Dating back to 1902, Barthell Mining Camp was one of 18 mining camps belonging to the Stearns Coal and Lumber Co. The mines began to close in the 1950s and coal mining in the area ceased completely in 1987.

Located off Highway 742, the camp offers an instructive glimpse into the state’s mining past. The location is quiet. One is surrounded by seasonal wildflowers, high cliffs and the bubbling sounds of Paunch Creek.

Not only does today’s reconstructed coal camp take you back in time, but the camp also offers several personal tours for a deep dive into the mining history of the camp and the region.

Located in the Daniel Boone National Forest, the Barthell Mining Camp is just next to the Big South Fork River and Recreation Area.

Related: 10 Best Bourbon Distilleries to Visit in Kentucky

Accommodation in Barthell Coal Camp

The Barthell Coal Camp also has a number of accommodation options – so it can be more than just a day trip. The property consists of business houses that combine modern amenities with old world charm.

The property has one bedroom and two bedroom options. Prices are not listed on their website and potential visitors should call for prices and a reservation. For those wanting to relax in this beautiful and quiet part of Kentucky, there are extended stay discounts with the 6th night free after a 5 night stay.

In total they have 12 centrally air-conditioned and heated ‘Company Houses’. The one bedroom houses also have a sofa bed and can sleep four people. Each home includes a full bath, kitchen, dining area, coffee maker and living room.

Accommodation options:

  • Two bedrooms: 9x “Company houses”
  • Single room: 3x “Company houses”

The houses also all have porches and swings. They come with maid service upon request and have been reconstructed on the original sites and with the original floor plans as the original colliery houses (aside from the added bathrooms).

The Barthell Coal Camp is also a great option for those looking for a venue for family reunions, meetings, and any special occasion.

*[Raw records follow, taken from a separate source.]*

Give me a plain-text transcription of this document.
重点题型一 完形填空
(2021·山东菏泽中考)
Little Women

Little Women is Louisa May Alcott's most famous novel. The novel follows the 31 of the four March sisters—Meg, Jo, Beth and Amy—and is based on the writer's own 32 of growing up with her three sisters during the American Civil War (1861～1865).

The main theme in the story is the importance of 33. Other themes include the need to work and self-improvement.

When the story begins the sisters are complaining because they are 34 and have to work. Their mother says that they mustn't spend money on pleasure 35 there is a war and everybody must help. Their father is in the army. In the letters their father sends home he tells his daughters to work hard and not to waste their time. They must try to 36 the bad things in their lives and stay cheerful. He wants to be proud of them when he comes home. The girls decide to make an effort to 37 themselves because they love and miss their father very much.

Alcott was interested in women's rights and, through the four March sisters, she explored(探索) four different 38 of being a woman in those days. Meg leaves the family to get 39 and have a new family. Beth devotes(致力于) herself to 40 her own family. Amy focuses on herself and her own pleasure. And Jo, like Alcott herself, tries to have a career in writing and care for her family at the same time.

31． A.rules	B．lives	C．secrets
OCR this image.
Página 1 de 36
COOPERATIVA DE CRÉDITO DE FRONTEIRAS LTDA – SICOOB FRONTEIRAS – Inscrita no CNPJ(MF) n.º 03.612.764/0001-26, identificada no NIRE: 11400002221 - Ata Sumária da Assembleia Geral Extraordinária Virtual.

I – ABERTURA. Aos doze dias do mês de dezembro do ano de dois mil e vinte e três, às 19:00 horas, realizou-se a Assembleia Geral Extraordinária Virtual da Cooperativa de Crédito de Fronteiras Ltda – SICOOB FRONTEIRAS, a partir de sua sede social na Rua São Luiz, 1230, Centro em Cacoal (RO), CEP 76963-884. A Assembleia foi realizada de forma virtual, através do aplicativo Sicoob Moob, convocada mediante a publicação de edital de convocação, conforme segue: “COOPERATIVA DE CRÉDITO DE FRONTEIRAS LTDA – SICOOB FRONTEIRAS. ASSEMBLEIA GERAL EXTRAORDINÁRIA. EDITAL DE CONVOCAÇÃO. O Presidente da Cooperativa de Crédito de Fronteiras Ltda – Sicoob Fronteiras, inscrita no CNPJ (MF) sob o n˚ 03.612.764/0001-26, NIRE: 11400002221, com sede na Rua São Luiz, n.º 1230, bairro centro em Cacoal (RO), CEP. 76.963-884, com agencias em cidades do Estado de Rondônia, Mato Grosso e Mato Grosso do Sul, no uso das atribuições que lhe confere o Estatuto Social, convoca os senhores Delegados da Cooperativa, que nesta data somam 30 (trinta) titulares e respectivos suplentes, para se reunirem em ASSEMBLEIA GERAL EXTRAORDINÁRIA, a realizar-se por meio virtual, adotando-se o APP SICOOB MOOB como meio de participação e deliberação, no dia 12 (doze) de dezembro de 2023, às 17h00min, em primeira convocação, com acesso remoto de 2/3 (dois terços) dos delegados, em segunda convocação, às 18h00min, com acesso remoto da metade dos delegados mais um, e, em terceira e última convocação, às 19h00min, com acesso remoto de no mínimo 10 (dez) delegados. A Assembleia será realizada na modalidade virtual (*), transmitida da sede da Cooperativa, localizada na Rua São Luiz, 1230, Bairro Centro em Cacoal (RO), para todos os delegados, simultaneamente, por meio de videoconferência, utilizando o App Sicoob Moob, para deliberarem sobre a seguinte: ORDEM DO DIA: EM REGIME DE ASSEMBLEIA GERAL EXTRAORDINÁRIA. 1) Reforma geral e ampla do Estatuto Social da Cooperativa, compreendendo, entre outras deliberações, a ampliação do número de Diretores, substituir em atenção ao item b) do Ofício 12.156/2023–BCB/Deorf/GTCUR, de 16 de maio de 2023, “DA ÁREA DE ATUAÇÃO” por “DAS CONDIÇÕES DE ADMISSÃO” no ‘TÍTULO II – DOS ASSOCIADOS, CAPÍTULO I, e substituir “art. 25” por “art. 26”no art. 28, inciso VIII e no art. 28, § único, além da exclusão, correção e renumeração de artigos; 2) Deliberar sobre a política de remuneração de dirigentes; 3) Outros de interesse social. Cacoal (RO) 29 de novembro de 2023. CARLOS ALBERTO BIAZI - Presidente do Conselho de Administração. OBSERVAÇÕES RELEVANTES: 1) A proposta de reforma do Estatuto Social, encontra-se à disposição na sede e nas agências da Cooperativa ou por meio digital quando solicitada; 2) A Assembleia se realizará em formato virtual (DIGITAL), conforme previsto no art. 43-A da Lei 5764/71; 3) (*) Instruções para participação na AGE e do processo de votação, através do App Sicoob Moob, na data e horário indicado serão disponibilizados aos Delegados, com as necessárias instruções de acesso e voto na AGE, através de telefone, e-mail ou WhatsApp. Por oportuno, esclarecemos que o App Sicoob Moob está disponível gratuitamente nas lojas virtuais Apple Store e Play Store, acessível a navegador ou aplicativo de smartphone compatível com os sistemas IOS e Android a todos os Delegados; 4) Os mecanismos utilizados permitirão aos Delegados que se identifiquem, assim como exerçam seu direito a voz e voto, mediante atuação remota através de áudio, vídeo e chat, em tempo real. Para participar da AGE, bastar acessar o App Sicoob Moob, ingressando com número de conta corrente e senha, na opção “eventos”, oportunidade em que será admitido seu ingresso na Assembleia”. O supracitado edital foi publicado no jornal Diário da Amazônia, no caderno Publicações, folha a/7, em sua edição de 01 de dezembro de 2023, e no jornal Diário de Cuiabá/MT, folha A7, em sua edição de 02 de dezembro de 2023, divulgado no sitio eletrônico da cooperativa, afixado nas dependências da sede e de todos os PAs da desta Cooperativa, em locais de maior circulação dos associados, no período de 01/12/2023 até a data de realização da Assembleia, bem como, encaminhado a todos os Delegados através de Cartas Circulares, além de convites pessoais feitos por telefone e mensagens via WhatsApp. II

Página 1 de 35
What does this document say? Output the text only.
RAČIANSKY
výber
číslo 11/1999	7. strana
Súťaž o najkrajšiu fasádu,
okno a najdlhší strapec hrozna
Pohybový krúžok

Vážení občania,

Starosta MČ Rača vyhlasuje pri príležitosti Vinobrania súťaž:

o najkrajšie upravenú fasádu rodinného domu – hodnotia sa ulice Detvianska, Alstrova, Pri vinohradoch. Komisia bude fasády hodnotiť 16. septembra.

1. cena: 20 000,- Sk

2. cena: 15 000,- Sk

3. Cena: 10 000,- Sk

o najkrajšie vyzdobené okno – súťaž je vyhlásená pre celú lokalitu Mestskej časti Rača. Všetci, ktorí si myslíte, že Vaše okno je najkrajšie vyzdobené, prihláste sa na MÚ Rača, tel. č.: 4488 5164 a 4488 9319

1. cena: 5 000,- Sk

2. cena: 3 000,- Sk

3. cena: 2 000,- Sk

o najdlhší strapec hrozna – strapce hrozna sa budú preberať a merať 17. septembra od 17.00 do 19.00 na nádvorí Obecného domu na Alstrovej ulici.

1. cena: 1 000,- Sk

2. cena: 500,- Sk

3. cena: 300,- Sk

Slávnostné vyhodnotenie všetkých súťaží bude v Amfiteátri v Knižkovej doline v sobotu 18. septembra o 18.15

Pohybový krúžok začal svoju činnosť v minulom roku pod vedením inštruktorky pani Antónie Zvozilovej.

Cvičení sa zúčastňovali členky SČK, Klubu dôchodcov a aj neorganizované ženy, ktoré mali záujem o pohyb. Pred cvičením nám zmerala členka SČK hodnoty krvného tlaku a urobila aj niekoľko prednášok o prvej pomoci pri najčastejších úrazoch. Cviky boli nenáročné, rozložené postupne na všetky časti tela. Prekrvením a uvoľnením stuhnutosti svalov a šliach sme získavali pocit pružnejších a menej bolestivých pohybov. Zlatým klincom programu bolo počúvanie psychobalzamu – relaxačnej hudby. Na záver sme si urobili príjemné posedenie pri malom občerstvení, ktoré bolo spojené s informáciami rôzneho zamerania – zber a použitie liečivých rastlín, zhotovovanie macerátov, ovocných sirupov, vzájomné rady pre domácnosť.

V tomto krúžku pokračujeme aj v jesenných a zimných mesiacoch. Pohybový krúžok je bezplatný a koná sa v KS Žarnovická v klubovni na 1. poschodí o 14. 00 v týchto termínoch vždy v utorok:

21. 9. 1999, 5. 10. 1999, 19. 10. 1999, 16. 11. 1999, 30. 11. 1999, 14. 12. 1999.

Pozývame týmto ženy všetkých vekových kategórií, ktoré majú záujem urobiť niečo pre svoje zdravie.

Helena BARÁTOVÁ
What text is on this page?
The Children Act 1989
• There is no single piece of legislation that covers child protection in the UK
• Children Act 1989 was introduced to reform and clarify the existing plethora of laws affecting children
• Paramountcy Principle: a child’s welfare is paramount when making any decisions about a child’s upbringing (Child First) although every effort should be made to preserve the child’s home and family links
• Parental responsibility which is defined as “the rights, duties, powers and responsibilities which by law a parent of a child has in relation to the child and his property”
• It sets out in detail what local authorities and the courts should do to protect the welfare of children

Related: Destination Louisville: The Best Things to See in This Historic Baseball Town

A visit to the Barthell . coal camp

The Barthell Coal Camp is open Wednesday through Sunday and offers guided tours of the mines. Guests are taken approximately 300 feet into the mine, with tours departing four times a day during the tourist season.

The cost of the private tours is not listed on their website; people should call them for a quote.

  • Opening hours: 9:00 a.m. to 5:00 p.m. (Wednesday to Sunday)
  • Tour times: 9am, 11am, 1pm and 3pm
  • Includes: Guided Tour 300 Feet Inside a Coal Mine

The Kentucky & Tennessee Railway to Barthell Coal Camp

To get the most out of your trip to Barthell Coal Camp, take a ride on the historic Kentucky & Tennessee Railway. Train tickets are usually part of the mining tour package.

They offer a 3 hour round trip adventure to and from the camp (30 minutes one way and 2 hours layover at the camp). The train took its first load of coal from the coal camp in 1903, and today visitors can rediscover the history of the region. In its heyday, the Kentucky & Tennessee Railway stretched 40 miles in the Big South Fork River valley and operated some 12 steam locomotives.

The train has been carefully restored and offers beautiful views of the Daniel Boone National Forest region.